Traditional background checks verify the identity presented by the candidate — they do not detect whether that identity is stolen, fabricated, or shared across multiple fraudulent personas. DPRK IT workers operate with professionally constructed false identities, AI-generated headshots, and resumes copied from real US developers with minor alterations. Background check processes that rely on submitted credentials cannot identify that the same underlying operator is applying across multiple companies under different names, or that the identity documents being presented belong to someone else.

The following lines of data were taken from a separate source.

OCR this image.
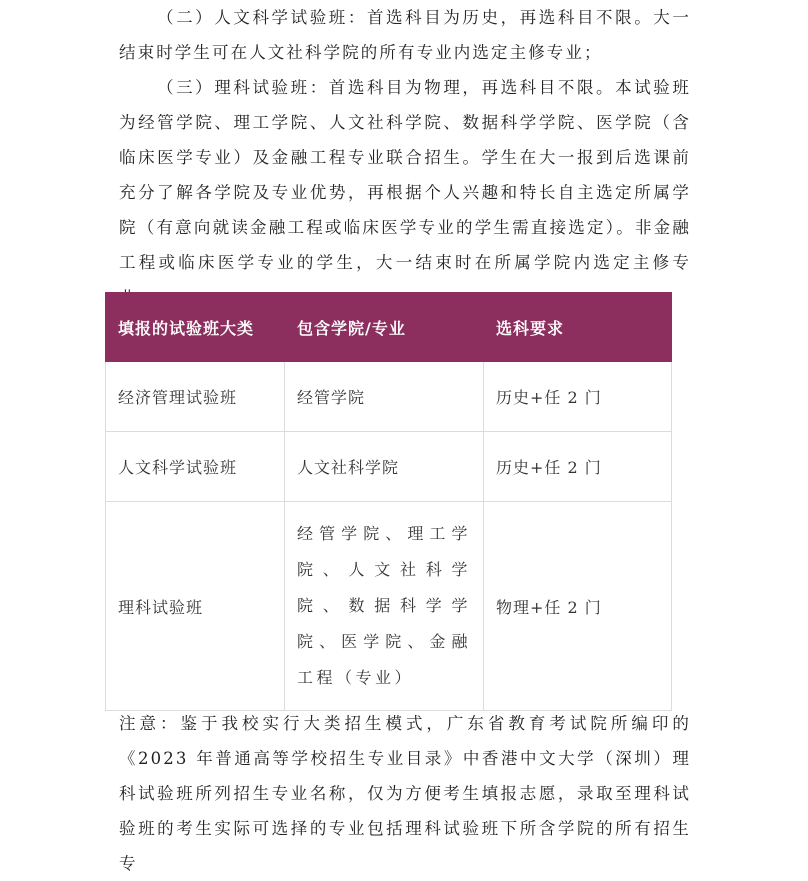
（二）人文科学试验班：首选科目为历史，再选科目不限。大一结束时学生可在人文社科学院的所有专业内选定主修专业；

（三）理科试验班：首选科目为物理，再选科目不限。本试验班为经管学院、理工学院、人文社科学院、数据科学学院、医学院（含临床医学专业）及金融工程专业联合招生。学生在大一报到后选课前充分了解各学院及专业优势，再根据个人兴趣和特长自主选定所属学院（有意向就读金融工程或临床医学专业的学生需直接选定）。非金融工程或临床医学专业的学生，大一结束时在所属学院内选定主修专

填报的试验班大类	包含学院/专业	选科要求
经济管理试验班	经管学院	历史+任 2 门
人文科学试验班	人文社科学院	历史+任 2 门
理科试验班	经管学院、理工学院、人文社科学院、数据科学学院、医学院、金融工程（专业）	物理+任 2 门

注意：鉴于我校实行大类招生模式，广东省教育考试院所编印的《2023 年普通高等学校招生专业目录》中香港中文大学（深圳）理科试验班所列招生专业名称，仅为方便考生填报志愿，录取至理科试验班的考生实际可选择的专业包括理科试验班下所含学院的所有招生专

Detecting this threat requires cross-referencing candidate identity attributes against darknet intelligence — including breach records, malware logs, and credential reuse patterns — to identify signals of fraudulent identity construction that no document review would surface. This is why integrating identity intelligence into pre-hire workflows, in collaboration between security and HR teams, is the operational gap the DPRK campaign has exploited at scale.

Prevention requires combining identity intelligence with the hiring workflow — a cross-functional effort between security and HR teams that most organizations have not yet formalized. The key operational steps are: using infostealer-sourced identity data to check candidate identities for signals of fabrication or theft before extending offers; looking for credential reuse patterns that link a candidate’s professional profiles to other personas or darknet records; flagging candidates whose contact details, devices, or access patterns suggest routing through known DPRK infrastructure such as Astrill VPN; and building HR-security collaboration playbooks that route high-risk candidate signals to security review before access is granted. SpyCloud Investigations enables security teams to run these identity correlation checks — pivoting from a submitted email address or name to surface connected records across breach data, malware logs, and professional profiles — as part of a pre-hire vetting process rather than a post-incident investigation.